I will just sum up my early years by saying that when I reached age 8, I realized that there was nowhere for me to express my true nature — not at home, not at school, not within my larger family. I remember acknowledging that “something in me knew where I was going” and I consciously chose to “leave,” with the intention of coming back when I was out on my own in the world. However, when I did try to “come back” after I left college and was indeed out on my own, I couldn’t find where I had gone, so I spent the rest of my years trying to find my way back to myself.
The breakthrough came in early 1981, when an unexpected event changed the course of my life forever. My life at that time was made up of my Amway business, a quiet home life with my [former] husband (he worked for the State), and our life in the Jewish community. Every month, our Amway sponsor (an older woman who was sort of a second mother to her flock of distributors) held a potluck. One couple (charismatic Catholics) always said the grace and went around saying things like “Lord Jesus loves you” in almost every sentence.
As a practicing Jew, this initially made me very uncomfortable, but eventually my curiosity overcame my discomfort and I decided to read the New Testament for the first time. I tried reading the King James Version, but there were passages that didn’t feel like they had been translated correctly, so I asked one of my Amway customers to recommend another version. I went to the library to look for a copy of the version she recommended, but they only had a pocket edition of the Revised Standard Version, so I took that one home instead. Next to it on the shelf was a copy of In Search of Historic Jesus, which I also checked out. I put both books on my nightstand, because it is my habit to do my reading at night, before I fall asleep.

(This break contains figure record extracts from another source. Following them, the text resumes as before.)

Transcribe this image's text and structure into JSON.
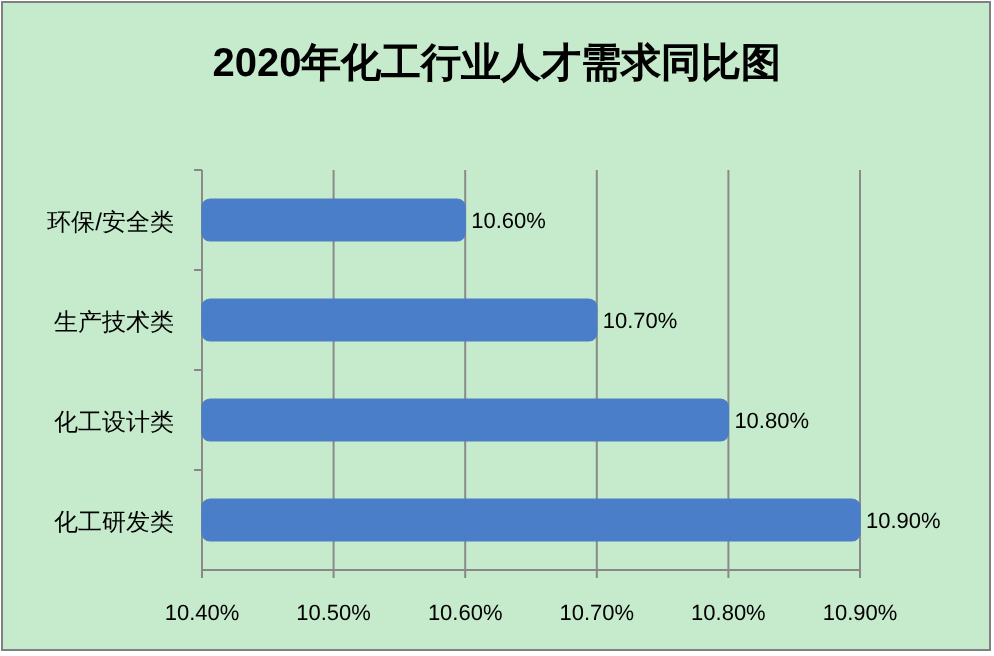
{
  "chart_data": {
    "type": "bar",
    "orientation": "horizontal",
    "title": "2020年化工行业人才需求同比图",
    "categories": [
      "环保/安全类",
      "生产技术类",
      "化工设计类",
      "化工研发类"
    ],
    "values": [
      10.6,
      10.7,
      10.8,
      10.9
    ],
    "value_labels": [
      "10.60%",
      "10.70%",
      "10.80%",
      "10.90%"
    ],
    "color": "#4a7ec8",
    "xlim": [
      10.4,
      10.9
    ],
    "xticks": [
      {
        "value": 10.4,
        "label": "10.40%"
      },
      {
        "value": 10.5,
        "label": "10.50%"
      },
      {
        "value": 10.6,
        "label": "10.60%"
      },
      {
        "value": 10.7,
        "label": "10.70%"
      },
      {
        "value": 10.8,
        "label": "10.80%"
      },
      {
        "value": 10.9,
        "label": "10.90%"
      }
    ],
    "grid": "x"
  }
}
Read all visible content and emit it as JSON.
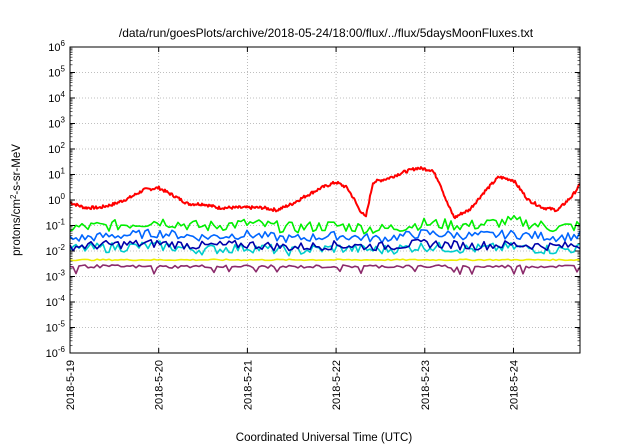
{
  "chart_data": {
    "type": "line",
    "title": "/data/run/goesPlots/archive/2018-05-24/18:00/flux/../flux/5daysMoonFluxes.txt",
    "xlabel": "Coordinated Universal Time (UTC)",
    "ylabel": "protons/cm2-s-sr-MeV",
    "ylabel_parts": {
      "pre": "protons/cm",
      "sup": "2",
      "post": "-s-sr-MeV"
    },
    "y_scale": "log",
    "ylim": [
      "1e-6",
      "1e6"
    ],
    "y_ticks": [
      {
        "base": "10",
        "exp": "-6"
      },
      {
        "base": "10",
        "exp": "-5"
      },
      {
        "base": "10",
        "exp": "-4"
      },
      {
        "base": "10",
        "exp": "-3"
      },
      {
        "base": "10",
        "exp": "-2"
      },
      {
        "base": "10",
        "exp": "-1"
      },
      {
        "base": "10",
        "exp": "0"
      },
      {
        "base": "10",
        "exp": "1"
      },
      {
        "base": "10",
        "exp": "2"
      },
      {
        "base": "10",
        "exp": "3"
      },
      {
        "base": "10",
        "exp": "4"
      },
      {
        "base": "10",
        "exp": "5"
      },
      {
        "base": "10",
        "exp": "6"
      }
    ],
    "x_ticks": [
      "2018-5-19",
      "2018-5-20",
      "2018-5-21",
      "2018-5-22",
      "2018-5-23",
      "2018-5-24"
    ],
    "xlim": [
      "2018-05-19 00:00",
      "2018-05-24 18:00"
    ],
    "grid": true,
    "series": [
      {
        "color": "#ff0000",
        "x": [
          "2018-05-19 00:00",
          "2018-05-19 04:00",
          "2018-05-19 08:00",
          "2018-05-19 12:00",
          "2018-05-19 16:00",
          "2018-05-19 20:00",
          "2018-05-20 00:00",
          "2018-05-20 04:00",
          "2018-05-20 08:00",
          "2018-05-20 12:00",
          "2018-05-20 16:00",
          "2018-05-20 20:00",
          "2018-05-21 00:00",
          "2018-05-21 04:00",
          "2018-05-21 08:00",
          "2018-05-21 12:00",
          "2018-05-21 16:00",
          "2018-05-21 20:00",
          "2018-05-22 00:00",
          "2018-05-22 03:00",
          "2018-05-22 05:00",
          "2018-05-22 06:00",
          "2018-05-22 08:00",
          "2018-05-22 10:00",
          "2018-05-22 11:00",
          "2018-05-22 14:00",
          "2018-05-22 18:00",
          "2018-05-22 22:00",
          "2018-05-23 02:00",
          "2018-05-23 04:00",
          "2018-05-23 06:00",
          "2018-05-23 08:00",
          "2018-05-23 10:00",
          "2018-05-23 12:00",
          "2018-05-23 16:00",
          "2018-05-23 20:00",
          "2018-05-24 00:00",
          "2018-05-24 04:00",
          "2018-05-24 08:00",
          "2018-05-24 12:00",
          "2018-05-24 16:00",
          "2018-05-24 18:00"
        ],
        "y": [
          0.8,
          0.5,
          0.5,
          0.7,
          1.2,
          2.5,
          3.0,
          1.5,
          0.7,
          0.7,
          0.5,
          0.5,
          0.5,
          0.5,
          0.4,
          0.7,
          1.5,
          3.0,
          5.0,
          3.0,
          1.0,
          0.5,
          0.2,
          5.0,
          5.5,
          7.0,
          12.0,
          18.0,
          15.0,
          5.0,
          0.8,
          0.2,
          0.3,
          0.4,
          2.0,
          8.0,
          6.0,
          1.0,
          0.5,
          0.4,
          1.5,
          4.0
        ]
      },
      {
        "color": "#00ee00",
        "x": [
          "2018-05-19 00:00",
          "2018-05-19 12:00",
          "2018-05-20 00:00",
          "2018-05-20 12:00",
          "2018-05-21 00:00",
          "2018-05-21 12:00",
          "2018-05-22 00:00",
          "2018-05-22 12:00",
          "2018-05-23 00:00",
          "2018-05-23 12:00",
          "2018-05-24 00:00",
          "2018-05-24 12:00",
          "2018-05-24 18:00"
        ],
        "y": [
          0.08,
          0.1,
          0.15,
          0.09,
          0.12,
          0.08,
          0.1,
          0.07,
          0.12,
          0.1,
          0.15,
          0.08,
          0.1
        ]
      },
      {
        "color": "#0066ff",
        "x": [
          "2018-05-19 00:00",
          "2018-05-19 12:00",
          "2018-05-20 00:00",
          "2018-05-20 12:00",
          "2018-05-21 00:00",
          "2018-05-21 12:00",
          "2018-05-22 00:00",
          "2018-05-22 12:00",
          "2018-05-23 00:00",
          "2018-05-23 12:00",
          "2018-05-24 00:00",
          "2018-05-24 12:00",
          "2018-05-24 18:00"
        ],
        "y": [
          0.03,
          0.04,
          0.05,
          0.035,
          0.045,
          0.03,
          0.04,
          0.03,
          0.05,
          0.04,
          0.045,
          0.035,
          0.04
        ]
      },
      {
        "color": "#00cccc",
        "x": [
          "2018-05-19 00:00",
          "2018-05-19 12:00",
          "2018-05-20 00:00",
          "2018-05-20 12:00",
          "2018-05-21 00:00",
          "2018-05-21 12:00",
          "2018-05-22 00:00",
          "2018-05-22 12:00",
          "2018-05-23 00:00",
          "2018-05-23 12:00",
          "2018-05-24 00:00",
          "2018-05-24 12:00",
          "2018-05-24 18:00"
        ],
        "y": [
          0.012,
          0.014,
          0.016,
          0.011,
          0.014,
          0.01,
          0.013,
          0.011,
          0.015,
          0.012,
          0.014,
          0.011,
          0.013
        ]
      },
      {
        "color": "#0000aa",
        "x": [
          "2018-05-19 00:00",
          "2018-05-19 12:00",
          "2018-05-20 00:00",
          "2018-05-20 12:00",
          "2018-05-21 00:00",
          "2018-05-21 12:00",
          "2018-05-22 00:00",
          "2018-05-22 12:00",
          "2018-05-23 00:00",
          "2018-05-23 12:00",
          "2018-05-24 00:00",
          "2018-05-24 12:00",
          "2018-05-24 18:00"
        ],
        "y": [
          0.015,
          0.018,
          0.02,
          0.016,
          0.018,
          0.014,
          0.017,
          0.015,
          0.02,
          0.016,
          0.018,
          0.015,
          0.017
        ]
      },
      {
        "color": "#eeee00",
        "x": [
          "2018-05-19 00:00",
          "2018-05-19 12:00",
          "2018-05-20 00:00",
          "2018-05-20 12:00",
          "2018-05-21 00:00",
          "2018-05-21 12:00",
          "2018-05-22 00:00",
          "2018-05-22 12:00",
          "2018-05-23 00:00",
          "2018-05-23 12:00",
          "2018-05-24 00:00",
          "2018-05-24 12:00",
          "2018-05-24 18:00"
        ],
        "y": [
          0.0045,
          0.0045,
          0.0045,
          0.0045,
          0.0045,
          0.0045,
          0.0045,
          0.0045,
          0.0045,
          0.0045,
          0.0045,
          0.0045,
          0.0045
        ]
      },
      {
        "color": "#8b2a6b",
        "x": [
          "2018-05-19 00:00",
          "2018-05-19 12:00",
          "2018-05-20 00:00",
          "2018-05-20 12:00",
          "2018-05-21 00:00",
          "2018-05-21 12:00",
          "2018-05-22 00:00",
          "2018-05-22 12:00",
          "2018-05-23 00:00",
          "2018-05-23 12:00",
          "2018-05-24 00:00",
          "2018-05-24 12:00",
          "2018-05-24 18:00"
        ],
        "y": [
          0.0025,
          0.0025,
          0.0024,
          0.0025,
          0.0025,
          0.0024,
          0.0025,
          0.0025,
          0.0025,
          0.0024,
          0.0025,
          0.0025,
          0.0025
        ]
      }
    ]
  }
}
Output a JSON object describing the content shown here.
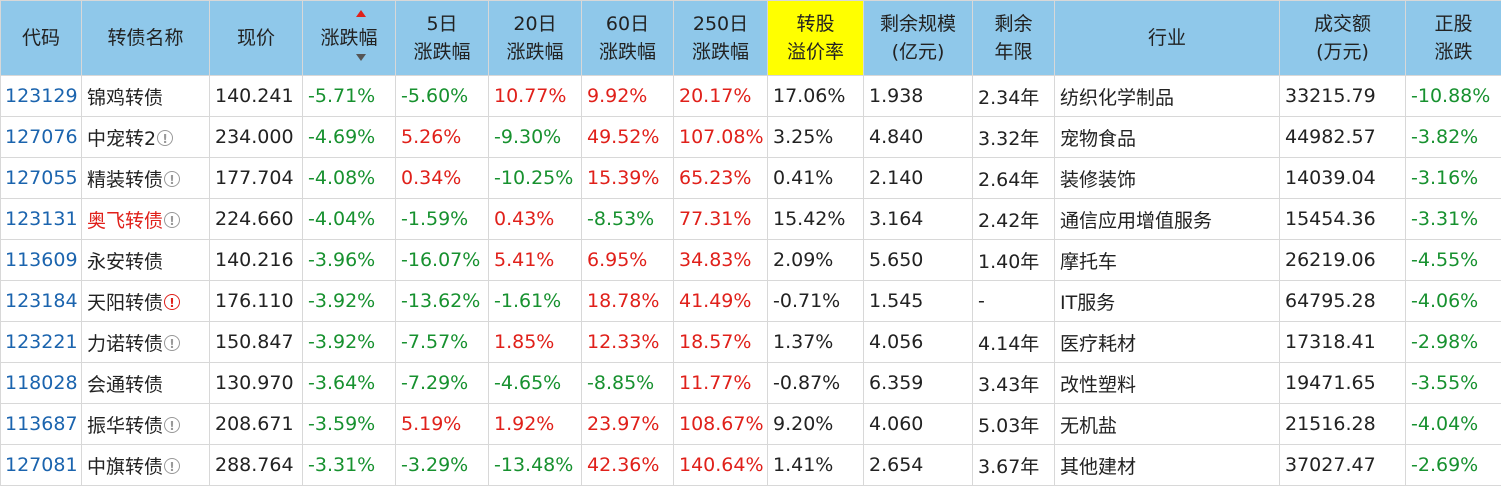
{
  "headers": {
    "code": "代码",
    "name": "转债名称",
    "price": "现价",
    "change": "涨跌幅",
    "d5": [
      "5日",
      "涨跌幅"
    ],
    "d20": [
      "20日",
      "涨跌幅"
    ],
    "d60": [
      "60日",
      "涨跌幅"
    ],
    "d250": [
      "250日",
      "涨跌幅"
    ],
    "premium": [
      "转股",
      "溢价率"
    ],
    "scale": [
      "剩余规模",
      "(亿元)"
    ],
    "years": [
      "剩余",
      "年限"
    ],
    "industry": "行业",
    "volume": [
      "成交额",
      "(万元)"
    ],
    "stock": [
      "正股",
      "涨跌"
    ]
  },
  "rows": [
    {
      "code": "123129",
      "name": "锦鸡转债",
      "name_red": false,
      "info": "none",
      "price": "140.241",
      "change": "-5.71%",
      "d5": "-5.60%",
      "d20": "10.77%",
      "d60": "9.92%",
      "d250": "20.17%",
      "premium": "17.06%",
      "scale": "1.938",
      "years": "2.34年",
      "industry": "纺织化学制品",
      "volume": "33215.79",
      "stock": "-10.88%"
    },
    {
      "code": "127076",
      "name": "中宠转2",
      "name_red": false,
      "info": "gray",
      "price": "234.000",
      "change": "-4.69%",
      "d5": "5.26%",
      "d20": "-9.30%",
      "d60": "49.52%",
      "d250": "107.08%",
      "premium": "3.25%",
      "scale": "4.840",
      "years": "3.32年",
      "industry": "宠物食品",
      "volume": "44982.57",
      "stock": "-3.82%"
    },
    {
      "code": "127055",
      "name": "精装转债",
      "name_red": false,
      "info": "gray",
      "price": "177.704",
      "change": "-4.08%",
      "d5": "0.34%",
      "d20": "-10.25%",
      "d60": "15.39%",
      "d250": "65.23%",
      "premium": "0.41%",
      "scale": "2.140",
      "years": "2.64年",
      "industry": "装修装饰",
      "volume": "14039.04",
      "stock": "-3.16%"
    },
    {
      "code": "123131",
      "name": "奥飞转债",
      "name_red": true,
      "info": "gray",
      "price": "224.660",
      "change": "-4.04%",
      "d5": "-1.59%",
      "d20": "0.43%",
      "d60": "-8.53%",
      "d250": "77.31%",
      "premium": "15.42%",
      "scale": "3.164",
      "years": "2.42年",
      "industry": "通信应用增值服务",
      "volume": "15454.36",
      "stock": "-3.31%"
    },
    {
      "code": "113609",
      "name": "永安转债",
      "name_red": false,
      "info": "none",
      "price": "140.216",
      "change": "-3.96%",
      "d5": "-16.07%",
      "d20": "5.41%",
      "d60": "6.95%",
      "d250": "34.83%",
      "premium": "2.09%",
      "scale": "5.650",
      "years": "1.40年",
      "industry": "摩托车",
      "volume": "26219.06",
      "stock": "-4.55%"
    },
    {
      "code": "123184",
      "name": "天阳转债",
      "name_red": false,
      "info": "red",
      "price": "176.110",
      "change": "-3.92%",
      "d5": "-13.62%",
      "d20": "-1.61%",
      "d60": "18.78%",
      "d250": "41.49%",
      "premium": "-0.71%",
      "scale": "1.545",
      "years": "-",
      "industry": "IT服务",
      "volume": "64795.28",
      "stock": "-4.06%"
    },
    {
      "code": "123221",
      "name": "力诺转债",
      "name_red": false,
      "info": "gray",
      "price": "150.847",
      "change": "-3.92%",
      "d5": "-7.57%",
      "d20": "1.85%",
      "d60": "12.33%",
      "d250": "18.57%",
      "premium": "1.37%",
      "scale": "4.056",
      "years": "4.14年",
      "industry": "医疗耗材",
      "volume": "17318.41",
      "stock": "-2.98%"
    },
    {
      "code": "118028",
      "name": "会通转债",
      "name_red": false,
      "info": "none",
      "price": "130.970",
      "change": "-3.64%",
      "d5": "-7.29%",
      "d20": "-4.65%",
      "d60": "-8.85%",
      "d250": "11.77%",
      "premium": "-0.87%",
      "scale": "6.359",
      "years": "3.43年",
      "industry": "改性塑料",
      "volume": "19471.65",
      "stock": "-3.55%"
    },
    {
      "code": "113687",
      "name": "振华转债",
      "name_red": false,
      "info": "gray",
      "price": "208.671",
      "change": "-3.59%",
      "d5": "5.19%",
      "d20": "1.92%",
      "d60": "23.97%",
      "d250": "108.67%",
      "premium": "9.20%",
      "scale": "4.060",
      "years": "5.03年",
      "industry": "无机盐",
      "volume": "21516.28",
      "stock": "-4.04%"
    },
    {
      "code": "127081",
      "name": "中旗转债",
      "name_red": false,
      "info": "gray",
      "price": "288.764",
      "change": "-3.31%",
      "d5": "-3.29%",
      "d20": "-13.48%",
      "d60": "42.36%",
      "d250": "140.64%",
      "premium": "1.41%",
      "scale": "2.654",
      "years": "3.67年",
      "industry": "其他建材",
      "volume": "37027.47",
      "stock": "-2.69%"
    }
  ],
  "colors": {
    "header_bg": "#8fc8ea",
    "highlight": "#ffff00",
    "up": "#e0201a",
    "down": "#17912f",
    "code": "#1b64ae"
  },
  "info_icon_glyph": "!"
}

They were both there when a strange weakness overcame me two days later. I could barely get out of bed to go to the bathroom or to the kitchen for a little food. I was not sick or running a fever, but I didn’t seem to have the strength to do anything, so I read. I read In Search of Historic Jesus first. It all seemed so oddly familiar, but I didn’t know why at the time.
When I got to the part that described what it was like to die by crucifixion, I was overwhelmed with sadness and grief about the suffering this man had gone through. It all seemed to be hitting so close to home, yet there was no explanation for the intensity of my feelings. I then read the four gospels, and again it seemed oddly familiar, but there didn’t seem to be any reason why it should be so.
I had never doubted my identity as a Jew and never felt a need to go beyond the traditions I had been raised with. I was puzzled by my feelings of familiarity towards the accounts in the New Testament and the other book, so I turned to read Isaiah next. I had heard that Isaiah had prophesied the coming of Christ, and wanted to see whether it was true or not.
I had never really read the Old Testament, either, as I was content with the Bible stories I had been taught in Sunday school while I was growing up, and knew enough to follow the services at Temple without further study on my part. As I read Isaiah and came to the part about a “young woman shall conceive” and bear a son whose name would be Immanuel, it was obvious to me from the context that that passage was not about Christ, but had been about something that would occur during Isaiah’s lifetime.
However, when I got to Isaiah 52-54, the account of the “suffering servant” leapt off the page at me as a description of the life I had just read about in the New Testament and In Search of Historic Jesus. I was stunned. How could this be? It seemed so clear to me that Isaiah had indeed prophesied the coming of Christ and the suffering he would go through, but why had I been raised to deny all of it as having happened?